Griechenbeisl is worth a visit, as much for the architecture and history of the building as for the food. Part of the building dates from 1200, and it is has been an inn since the 1500s, when it was called Zum Gelhen Adler, or The Yellow Eagle. It is the oldest building in Vienna and over the centuries has welcomed guests such as Beethoven, Schubert, Wagner, Strauss, Brahms, and even Mark Twain, who has a room named after him. The interior is like a rabbit maze, with narrow halls, low ceilings, and many small dining rooms, each seating between 10 to 40 people.The room in which we ate had dark wood paneling, wooden plank floors, tapestry cushions, and a low arched doorway that felt like we were entering a hobbit’s home.

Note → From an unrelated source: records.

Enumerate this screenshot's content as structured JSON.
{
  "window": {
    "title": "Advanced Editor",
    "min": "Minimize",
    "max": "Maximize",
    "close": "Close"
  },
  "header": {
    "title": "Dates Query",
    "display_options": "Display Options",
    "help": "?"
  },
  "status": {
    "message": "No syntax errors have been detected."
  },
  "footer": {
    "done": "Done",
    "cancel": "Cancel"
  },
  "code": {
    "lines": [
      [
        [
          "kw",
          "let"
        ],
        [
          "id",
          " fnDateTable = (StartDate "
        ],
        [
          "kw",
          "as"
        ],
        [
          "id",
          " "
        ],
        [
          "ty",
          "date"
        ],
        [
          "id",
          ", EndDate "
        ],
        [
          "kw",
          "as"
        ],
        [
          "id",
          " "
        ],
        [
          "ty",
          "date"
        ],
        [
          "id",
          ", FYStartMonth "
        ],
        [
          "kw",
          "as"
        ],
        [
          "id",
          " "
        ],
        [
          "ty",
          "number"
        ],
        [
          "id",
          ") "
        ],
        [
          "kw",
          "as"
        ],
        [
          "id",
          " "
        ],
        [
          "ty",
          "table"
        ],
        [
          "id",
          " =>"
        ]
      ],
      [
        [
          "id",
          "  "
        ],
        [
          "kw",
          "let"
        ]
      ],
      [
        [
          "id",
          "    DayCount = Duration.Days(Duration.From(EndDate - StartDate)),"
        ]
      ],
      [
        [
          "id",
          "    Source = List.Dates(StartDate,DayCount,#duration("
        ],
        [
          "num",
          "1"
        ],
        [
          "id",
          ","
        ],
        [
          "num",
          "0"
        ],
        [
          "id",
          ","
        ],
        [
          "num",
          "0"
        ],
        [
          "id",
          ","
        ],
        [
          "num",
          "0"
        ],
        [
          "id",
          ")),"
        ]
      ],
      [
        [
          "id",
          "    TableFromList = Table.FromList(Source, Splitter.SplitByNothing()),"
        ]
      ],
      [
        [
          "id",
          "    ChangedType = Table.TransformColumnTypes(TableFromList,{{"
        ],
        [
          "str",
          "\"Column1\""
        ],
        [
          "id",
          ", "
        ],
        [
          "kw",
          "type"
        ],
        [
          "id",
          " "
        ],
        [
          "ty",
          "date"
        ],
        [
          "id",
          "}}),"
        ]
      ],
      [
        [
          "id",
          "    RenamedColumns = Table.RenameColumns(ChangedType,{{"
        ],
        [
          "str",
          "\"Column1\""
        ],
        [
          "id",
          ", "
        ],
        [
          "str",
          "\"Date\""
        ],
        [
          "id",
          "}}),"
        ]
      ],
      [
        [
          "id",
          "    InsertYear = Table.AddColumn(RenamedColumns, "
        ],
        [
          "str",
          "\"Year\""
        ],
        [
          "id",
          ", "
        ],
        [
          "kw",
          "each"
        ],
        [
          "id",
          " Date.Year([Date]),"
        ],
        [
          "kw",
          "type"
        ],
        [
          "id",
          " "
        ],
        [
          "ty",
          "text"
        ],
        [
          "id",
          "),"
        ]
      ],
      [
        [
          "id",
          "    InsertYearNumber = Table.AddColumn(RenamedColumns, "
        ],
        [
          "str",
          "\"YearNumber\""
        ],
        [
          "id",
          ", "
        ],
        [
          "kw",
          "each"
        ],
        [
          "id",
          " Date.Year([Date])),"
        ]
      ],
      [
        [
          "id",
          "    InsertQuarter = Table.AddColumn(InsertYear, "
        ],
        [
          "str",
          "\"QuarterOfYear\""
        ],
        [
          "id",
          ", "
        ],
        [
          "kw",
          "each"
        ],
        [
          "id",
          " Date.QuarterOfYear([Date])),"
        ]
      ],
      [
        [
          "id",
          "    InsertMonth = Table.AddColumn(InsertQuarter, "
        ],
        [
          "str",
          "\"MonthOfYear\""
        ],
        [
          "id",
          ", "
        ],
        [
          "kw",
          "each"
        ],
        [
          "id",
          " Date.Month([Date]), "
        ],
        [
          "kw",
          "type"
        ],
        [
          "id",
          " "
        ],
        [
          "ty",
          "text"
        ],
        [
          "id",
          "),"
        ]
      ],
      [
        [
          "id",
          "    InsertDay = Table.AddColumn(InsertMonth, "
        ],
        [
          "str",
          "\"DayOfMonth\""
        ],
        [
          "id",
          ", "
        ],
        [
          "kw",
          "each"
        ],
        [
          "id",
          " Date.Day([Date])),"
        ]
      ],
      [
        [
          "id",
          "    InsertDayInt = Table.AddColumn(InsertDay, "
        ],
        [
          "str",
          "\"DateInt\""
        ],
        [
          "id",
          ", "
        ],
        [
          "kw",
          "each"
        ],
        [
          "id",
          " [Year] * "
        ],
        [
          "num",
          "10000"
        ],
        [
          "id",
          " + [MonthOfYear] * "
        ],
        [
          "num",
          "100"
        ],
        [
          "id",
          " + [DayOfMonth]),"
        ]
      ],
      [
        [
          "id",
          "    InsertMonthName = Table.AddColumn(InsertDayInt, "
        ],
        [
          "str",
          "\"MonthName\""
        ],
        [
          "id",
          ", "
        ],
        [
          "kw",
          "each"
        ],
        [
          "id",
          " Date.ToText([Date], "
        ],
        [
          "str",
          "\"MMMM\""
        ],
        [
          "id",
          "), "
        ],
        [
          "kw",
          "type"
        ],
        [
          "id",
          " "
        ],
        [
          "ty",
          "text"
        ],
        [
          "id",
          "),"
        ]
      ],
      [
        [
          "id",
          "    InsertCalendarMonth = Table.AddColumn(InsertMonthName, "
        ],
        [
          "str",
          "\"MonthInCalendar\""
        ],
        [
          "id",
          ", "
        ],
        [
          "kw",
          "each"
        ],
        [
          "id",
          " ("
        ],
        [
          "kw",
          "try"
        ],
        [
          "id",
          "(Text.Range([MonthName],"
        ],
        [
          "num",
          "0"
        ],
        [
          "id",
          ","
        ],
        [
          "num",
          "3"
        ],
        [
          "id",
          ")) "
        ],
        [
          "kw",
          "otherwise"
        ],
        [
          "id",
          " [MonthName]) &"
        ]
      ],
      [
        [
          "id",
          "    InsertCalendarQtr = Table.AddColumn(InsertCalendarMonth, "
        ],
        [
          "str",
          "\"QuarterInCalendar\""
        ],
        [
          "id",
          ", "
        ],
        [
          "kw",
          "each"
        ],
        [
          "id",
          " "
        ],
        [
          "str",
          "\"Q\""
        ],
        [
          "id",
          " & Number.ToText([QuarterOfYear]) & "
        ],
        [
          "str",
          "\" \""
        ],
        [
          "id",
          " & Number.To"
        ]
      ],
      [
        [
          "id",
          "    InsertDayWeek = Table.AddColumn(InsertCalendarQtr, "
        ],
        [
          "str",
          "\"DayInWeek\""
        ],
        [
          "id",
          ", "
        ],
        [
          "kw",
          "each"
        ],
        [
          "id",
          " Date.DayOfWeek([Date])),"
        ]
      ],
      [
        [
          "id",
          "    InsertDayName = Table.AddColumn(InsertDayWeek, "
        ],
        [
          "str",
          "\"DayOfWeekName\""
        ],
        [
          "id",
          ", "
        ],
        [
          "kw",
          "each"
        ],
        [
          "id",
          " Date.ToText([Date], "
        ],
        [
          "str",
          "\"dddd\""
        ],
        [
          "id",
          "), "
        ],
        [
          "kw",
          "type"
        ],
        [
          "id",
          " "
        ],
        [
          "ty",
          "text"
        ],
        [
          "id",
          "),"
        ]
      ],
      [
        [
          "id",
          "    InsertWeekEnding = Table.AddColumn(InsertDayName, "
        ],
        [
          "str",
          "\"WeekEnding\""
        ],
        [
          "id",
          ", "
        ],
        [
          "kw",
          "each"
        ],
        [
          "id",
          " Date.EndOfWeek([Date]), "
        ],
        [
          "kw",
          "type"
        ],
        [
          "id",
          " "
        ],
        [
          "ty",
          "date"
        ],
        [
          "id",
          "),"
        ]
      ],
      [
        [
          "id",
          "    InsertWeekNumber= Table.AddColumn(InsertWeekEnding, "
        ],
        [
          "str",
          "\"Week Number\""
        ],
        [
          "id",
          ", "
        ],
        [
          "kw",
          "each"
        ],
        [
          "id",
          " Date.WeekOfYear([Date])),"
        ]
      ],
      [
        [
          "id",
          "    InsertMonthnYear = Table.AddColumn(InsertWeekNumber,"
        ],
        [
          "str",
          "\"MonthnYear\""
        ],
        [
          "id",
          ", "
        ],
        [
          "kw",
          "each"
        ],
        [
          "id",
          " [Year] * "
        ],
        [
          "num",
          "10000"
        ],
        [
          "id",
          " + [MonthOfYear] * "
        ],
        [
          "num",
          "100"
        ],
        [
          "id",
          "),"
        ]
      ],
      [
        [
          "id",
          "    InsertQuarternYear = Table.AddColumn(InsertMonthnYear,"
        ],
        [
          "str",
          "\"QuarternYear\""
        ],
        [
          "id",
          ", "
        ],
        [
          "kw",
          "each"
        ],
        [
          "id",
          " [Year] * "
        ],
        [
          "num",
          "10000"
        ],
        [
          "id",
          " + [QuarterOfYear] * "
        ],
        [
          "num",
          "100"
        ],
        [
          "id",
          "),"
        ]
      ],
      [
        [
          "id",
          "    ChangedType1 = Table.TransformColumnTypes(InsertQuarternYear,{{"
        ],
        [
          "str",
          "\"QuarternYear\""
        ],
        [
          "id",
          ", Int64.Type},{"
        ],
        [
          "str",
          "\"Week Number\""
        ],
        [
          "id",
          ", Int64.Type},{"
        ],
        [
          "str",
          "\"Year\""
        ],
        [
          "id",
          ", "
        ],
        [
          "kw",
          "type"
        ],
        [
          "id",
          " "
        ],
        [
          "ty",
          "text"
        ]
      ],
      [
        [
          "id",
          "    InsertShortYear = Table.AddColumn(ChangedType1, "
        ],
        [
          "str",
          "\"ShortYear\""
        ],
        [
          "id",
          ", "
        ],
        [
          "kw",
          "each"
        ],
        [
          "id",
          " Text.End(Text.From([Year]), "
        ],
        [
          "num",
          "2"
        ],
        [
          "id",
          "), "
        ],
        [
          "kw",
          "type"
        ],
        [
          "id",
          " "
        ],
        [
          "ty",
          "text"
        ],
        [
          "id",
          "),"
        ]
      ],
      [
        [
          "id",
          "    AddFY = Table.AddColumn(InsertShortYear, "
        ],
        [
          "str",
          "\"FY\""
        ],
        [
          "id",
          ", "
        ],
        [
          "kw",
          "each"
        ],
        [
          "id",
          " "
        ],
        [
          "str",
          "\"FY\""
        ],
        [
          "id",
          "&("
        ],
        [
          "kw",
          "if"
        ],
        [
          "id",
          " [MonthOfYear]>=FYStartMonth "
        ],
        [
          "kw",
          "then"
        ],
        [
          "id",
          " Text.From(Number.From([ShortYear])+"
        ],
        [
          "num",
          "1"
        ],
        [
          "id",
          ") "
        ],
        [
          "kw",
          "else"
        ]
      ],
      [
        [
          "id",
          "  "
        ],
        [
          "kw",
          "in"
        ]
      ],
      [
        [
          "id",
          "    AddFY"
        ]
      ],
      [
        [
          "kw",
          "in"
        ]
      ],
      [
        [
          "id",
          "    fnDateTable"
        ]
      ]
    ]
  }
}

The menu echoed past centuries with entrees like boiled Styrian ox, veal, calves liver, roasted sirloin, baked fish, and taflespitz, which was supposedly a favourite of Emperor Franz Josef. After we ordered, our waiter brought us a basket of bread served with a chive-flavoured cream cheese spread. Bea and Tracey went with roast sirloin, and it was served with battered onion rings, steamed asparagus, and a potato and dill pickle garnish. I had taflespitz - prime rib that was so VERY well-done that prime rib aficionados would weep in their au jus. It was served with steamed julienne carrots and rutabagas, boiled grated potato seasoned with onions and pepper, sliced dill pickles, fresh horseradish and sour cream. I enjoyed my meal, but Bea and Tracey would have preferred meat much less well-done. We did all agree that the level of service was just right – friendly and efficient but unobtrusive.
Entrees average €14. The restaurant is open every day from 11am to 1am, although food service is only from 11:30am to 11:30pm. Fleischmarkt is a narrow street with little, if any, parking available, so take a taxi to get here or ride the metro to Schwedenplatz and then walk a few blocks up from the Danube Canal.